Uncle Fred moved his practice south when she was eighteen, and the affair with Keith ended in tears and some love poems she didn’t send. This was an encounter with risk and riotous fun she was never to experience again, and it remained inseparable from her idea of Newcastle. It could not have been replicated in London, the seat of her professional ambitions. Over many years she had been back to the northeast on various pretexts, and four occasions on circuit.

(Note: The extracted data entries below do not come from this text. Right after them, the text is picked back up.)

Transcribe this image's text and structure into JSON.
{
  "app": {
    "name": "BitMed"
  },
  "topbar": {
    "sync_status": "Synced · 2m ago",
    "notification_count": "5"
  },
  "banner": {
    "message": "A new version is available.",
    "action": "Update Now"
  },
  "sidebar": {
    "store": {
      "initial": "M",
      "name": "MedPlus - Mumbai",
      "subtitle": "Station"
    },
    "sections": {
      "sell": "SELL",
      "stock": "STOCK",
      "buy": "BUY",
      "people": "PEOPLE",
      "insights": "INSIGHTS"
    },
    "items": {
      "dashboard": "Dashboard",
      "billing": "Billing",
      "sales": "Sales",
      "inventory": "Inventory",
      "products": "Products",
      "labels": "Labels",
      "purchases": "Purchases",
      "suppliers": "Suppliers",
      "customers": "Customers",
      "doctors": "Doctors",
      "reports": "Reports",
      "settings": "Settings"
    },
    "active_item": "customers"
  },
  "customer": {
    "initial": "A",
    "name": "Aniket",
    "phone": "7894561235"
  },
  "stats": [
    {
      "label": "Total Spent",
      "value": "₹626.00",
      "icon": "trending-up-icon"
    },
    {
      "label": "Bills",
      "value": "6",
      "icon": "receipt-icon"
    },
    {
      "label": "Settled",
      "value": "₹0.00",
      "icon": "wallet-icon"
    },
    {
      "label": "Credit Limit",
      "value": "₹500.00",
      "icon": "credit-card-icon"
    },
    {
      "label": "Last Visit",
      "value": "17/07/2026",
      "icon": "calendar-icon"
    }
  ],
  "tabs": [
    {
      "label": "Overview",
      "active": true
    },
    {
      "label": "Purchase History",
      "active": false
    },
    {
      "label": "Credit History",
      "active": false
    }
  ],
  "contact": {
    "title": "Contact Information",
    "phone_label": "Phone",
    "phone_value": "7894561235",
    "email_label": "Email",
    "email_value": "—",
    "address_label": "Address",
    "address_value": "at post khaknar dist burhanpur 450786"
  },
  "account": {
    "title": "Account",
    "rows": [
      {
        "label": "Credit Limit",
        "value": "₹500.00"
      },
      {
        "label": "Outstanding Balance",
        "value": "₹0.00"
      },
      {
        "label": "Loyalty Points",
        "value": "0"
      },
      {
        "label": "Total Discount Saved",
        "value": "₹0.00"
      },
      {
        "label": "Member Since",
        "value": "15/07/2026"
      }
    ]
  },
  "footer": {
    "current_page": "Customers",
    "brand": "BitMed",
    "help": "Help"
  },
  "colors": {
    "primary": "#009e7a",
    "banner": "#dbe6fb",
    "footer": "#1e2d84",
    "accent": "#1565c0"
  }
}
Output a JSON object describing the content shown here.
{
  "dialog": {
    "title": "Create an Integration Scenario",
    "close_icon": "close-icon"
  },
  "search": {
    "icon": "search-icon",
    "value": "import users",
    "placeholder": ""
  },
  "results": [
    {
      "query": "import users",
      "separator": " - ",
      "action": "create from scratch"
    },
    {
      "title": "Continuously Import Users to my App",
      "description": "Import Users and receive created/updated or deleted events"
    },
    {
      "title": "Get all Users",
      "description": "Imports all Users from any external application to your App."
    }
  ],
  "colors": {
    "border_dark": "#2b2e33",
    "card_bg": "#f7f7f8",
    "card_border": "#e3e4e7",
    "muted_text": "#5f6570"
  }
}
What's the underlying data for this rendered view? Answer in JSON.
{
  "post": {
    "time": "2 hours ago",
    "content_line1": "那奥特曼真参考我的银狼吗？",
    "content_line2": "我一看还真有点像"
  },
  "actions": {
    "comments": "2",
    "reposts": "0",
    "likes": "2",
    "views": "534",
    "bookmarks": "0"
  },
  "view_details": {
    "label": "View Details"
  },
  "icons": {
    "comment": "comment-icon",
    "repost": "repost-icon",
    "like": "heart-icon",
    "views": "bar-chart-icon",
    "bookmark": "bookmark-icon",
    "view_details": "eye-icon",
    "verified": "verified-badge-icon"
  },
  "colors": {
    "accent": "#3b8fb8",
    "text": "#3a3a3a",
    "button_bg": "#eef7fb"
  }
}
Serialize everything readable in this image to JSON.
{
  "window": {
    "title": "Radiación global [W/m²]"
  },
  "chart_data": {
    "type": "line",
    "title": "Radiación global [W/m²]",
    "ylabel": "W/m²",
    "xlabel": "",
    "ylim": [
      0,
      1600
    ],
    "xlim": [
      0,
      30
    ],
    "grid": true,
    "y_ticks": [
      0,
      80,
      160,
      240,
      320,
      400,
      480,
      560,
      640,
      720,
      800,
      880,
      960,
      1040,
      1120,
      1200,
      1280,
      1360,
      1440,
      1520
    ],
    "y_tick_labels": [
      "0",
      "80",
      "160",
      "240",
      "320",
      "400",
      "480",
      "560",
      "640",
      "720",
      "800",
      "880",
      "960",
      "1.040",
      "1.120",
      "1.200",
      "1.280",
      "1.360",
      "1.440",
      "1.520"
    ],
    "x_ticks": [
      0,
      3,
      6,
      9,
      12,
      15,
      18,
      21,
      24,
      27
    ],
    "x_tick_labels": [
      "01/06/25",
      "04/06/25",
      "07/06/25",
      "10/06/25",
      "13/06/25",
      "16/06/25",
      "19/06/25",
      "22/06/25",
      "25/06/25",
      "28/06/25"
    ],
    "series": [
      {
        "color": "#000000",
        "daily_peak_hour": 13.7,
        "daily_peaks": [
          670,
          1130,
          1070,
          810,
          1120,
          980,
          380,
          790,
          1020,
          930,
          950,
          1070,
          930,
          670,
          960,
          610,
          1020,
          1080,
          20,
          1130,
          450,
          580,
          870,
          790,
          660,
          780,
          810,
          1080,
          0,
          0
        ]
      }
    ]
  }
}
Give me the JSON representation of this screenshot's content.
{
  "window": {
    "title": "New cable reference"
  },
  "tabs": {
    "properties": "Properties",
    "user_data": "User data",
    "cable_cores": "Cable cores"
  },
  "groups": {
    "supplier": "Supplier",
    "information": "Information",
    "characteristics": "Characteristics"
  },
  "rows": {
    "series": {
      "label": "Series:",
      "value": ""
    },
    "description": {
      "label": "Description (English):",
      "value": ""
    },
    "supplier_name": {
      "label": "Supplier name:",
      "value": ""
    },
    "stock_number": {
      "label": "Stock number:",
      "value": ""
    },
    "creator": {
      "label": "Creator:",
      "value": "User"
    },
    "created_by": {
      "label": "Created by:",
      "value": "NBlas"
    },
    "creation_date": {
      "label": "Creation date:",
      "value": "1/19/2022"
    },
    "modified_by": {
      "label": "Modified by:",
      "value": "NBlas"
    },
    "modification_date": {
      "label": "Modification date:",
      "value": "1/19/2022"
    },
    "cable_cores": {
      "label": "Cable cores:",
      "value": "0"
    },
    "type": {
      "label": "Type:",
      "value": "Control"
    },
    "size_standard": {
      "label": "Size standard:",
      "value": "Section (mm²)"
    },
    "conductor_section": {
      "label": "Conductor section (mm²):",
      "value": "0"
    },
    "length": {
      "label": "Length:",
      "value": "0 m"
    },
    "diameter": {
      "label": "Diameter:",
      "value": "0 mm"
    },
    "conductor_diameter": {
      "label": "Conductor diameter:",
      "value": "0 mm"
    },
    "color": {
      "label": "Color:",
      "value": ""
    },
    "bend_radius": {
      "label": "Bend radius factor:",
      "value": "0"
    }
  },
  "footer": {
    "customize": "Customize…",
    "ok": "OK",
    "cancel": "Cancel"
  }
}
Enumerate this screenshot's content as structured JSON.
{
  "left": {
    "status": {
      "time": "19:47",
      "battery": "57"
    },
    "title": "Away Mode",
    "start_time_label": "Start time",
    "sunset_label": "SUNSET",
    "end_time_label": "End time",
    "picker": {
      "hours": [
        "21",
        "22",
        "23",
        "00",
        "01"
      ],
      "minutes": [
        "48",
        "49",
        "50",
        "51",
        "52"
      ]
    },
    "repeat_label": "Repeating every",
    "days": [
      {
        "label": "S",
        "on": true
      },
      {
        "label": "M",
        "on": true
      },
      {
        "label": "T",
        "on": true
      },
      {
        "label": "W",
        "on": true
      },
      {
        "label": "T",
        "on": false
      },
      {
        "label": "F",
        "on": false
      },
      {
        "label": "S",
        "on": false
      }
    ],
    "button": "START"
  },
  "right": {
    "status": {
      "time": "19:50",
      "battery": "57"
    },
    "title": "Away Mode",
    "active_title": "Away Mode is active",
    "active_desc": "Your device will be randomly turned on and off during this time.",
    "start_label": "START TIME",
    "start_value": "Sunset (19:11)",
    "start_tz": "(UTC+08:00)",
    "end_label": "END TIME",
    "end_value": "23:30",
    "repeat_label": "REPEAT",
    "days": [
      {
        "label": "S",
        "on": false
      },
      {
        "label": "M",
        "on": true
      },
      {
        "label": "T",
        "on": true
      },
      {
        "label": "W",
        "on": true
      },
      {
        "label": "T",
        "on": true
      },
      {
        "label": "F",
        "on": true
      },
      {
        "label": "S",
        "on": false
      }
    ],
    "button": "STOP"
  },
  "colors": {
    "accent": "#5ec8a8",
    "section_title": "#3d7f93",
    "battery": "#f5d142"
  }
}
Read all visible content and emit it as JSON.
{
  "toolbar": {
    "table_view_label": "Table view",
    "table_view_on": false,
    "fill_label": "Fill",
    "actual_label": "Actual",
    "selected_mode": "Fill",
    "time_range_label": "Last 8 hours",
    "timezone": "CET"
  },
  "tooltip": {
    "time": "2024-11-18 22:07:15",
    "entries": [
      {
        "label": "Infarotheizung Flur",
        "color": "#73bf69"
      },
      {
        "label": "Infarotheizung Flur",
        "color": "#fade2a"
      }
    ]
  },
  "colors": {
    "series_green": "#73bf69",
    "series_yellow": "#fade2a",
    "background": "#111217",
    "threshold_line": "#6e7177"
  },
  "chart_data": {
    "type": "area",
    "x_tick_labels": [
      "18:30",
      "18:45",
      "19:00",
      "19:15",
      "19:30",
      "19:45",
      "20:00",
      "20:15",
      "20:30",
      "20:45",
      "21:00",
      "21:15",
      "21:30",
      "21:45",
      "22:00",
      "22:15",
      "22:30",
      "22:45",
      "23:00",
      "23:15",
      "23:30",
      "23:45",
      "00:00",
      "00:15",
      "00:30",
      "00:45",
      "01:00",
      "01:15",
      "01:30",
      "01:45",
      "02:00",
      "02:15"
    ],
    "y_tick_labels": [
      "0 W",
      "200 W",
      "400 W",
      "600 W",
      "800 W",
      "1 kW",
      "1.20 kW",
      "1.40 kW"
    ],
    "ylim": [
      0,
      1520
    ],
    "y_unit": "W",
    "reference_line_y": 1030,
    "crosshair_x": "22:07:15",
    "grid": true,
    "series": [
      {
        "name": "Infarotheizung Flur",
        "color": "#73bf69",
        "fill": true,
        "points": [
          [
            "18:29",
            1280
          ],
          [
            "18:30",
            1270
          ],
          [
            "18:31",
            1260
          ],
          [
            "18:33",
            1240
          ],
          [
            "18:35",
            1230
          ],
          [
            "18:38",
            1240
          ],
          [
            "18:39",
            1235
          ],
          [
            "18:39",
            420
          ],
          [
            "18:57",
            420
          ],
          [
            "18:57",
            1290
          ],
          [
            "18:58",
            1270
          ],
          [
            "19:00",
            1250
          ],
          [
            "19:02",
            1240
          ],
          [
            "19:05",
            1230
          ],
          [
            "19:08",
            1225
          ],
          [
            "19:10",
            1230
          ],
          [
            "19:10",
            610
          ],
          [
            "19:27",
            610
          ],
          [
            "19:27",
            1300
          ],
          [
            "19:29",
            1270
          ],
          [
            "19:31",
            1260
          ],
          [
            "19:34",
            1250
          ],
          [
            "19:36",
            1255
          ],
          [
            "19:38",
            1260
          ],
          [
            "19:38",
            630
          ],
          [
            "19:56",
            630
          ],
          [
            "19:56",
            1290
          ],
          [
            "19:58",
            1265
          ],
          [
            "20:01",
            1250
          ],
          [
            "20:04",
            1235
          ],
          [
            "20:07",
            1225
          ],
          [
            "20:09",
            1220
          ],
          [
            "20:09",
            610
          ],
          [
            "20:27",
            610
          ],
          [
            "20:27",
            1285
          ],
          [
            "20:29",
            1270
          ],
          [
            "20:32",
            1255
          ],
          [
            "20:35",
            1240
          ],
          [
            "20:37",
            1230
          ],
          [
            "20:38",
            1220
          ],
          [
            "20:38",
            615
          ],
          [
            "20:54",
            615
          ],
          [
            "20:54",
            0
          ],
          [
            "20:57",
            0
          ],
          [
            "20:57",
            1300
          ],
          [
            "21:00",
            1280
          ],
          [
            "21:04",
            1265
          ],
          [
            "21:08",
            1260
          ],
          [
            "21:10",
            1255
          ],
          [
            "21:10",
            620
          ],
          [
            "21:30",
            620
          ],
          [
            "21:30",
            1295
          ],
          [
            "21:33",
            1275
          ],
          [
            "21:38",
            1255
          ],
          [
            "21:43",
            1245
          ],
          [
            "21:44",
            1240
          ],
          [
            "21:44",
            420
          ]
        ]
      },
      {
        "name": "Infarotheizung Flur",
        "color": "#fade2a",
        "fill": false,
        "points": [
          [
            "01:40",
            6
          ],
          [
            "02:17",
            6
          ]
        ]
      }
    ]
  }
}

It always lifted her spirits to approach the city within sight of Stephenson’s High Level Bridge over the Tyne, and to arrive like her excited teenage self, stepping off the train at Newcastle Central under the three great curved arches of John Dobson’s creation, and to come out by way of Thomas Prosser’s extravagant neoclassical porte cochere. It was her dentist uncle, rolling up to greet her in his green Jaguar with her impatient cousins on board, who had taught her to appreciate the station and the town’s architectural treasures. She had never lost the impression of having come abroad to find herself in a Baltic city-state of curious optimism and pride. The air was keener, the light a spacious luminescent gray, the natives friendly but with sharper edges, self-conscious, or self-ironic like actors in a comedy. Alongside theirs, her southern accent sounded constricted and contrived. If, as Jack insisted, geology shaped the variety of British character and destinies, then the locals were granite, she was crumbly limestone brash. But in her girlish infatuation with the city, her cousins, the band and her first boyfriend, she believed she could change, become truer, more real, become a Geordie. Years later, the memory of that ambition could still make her smile. But it continued to haunt her whenever she returned, a hazy notion of renewal, of undiscovered potential in another life, even as her sixtieth birthday approached.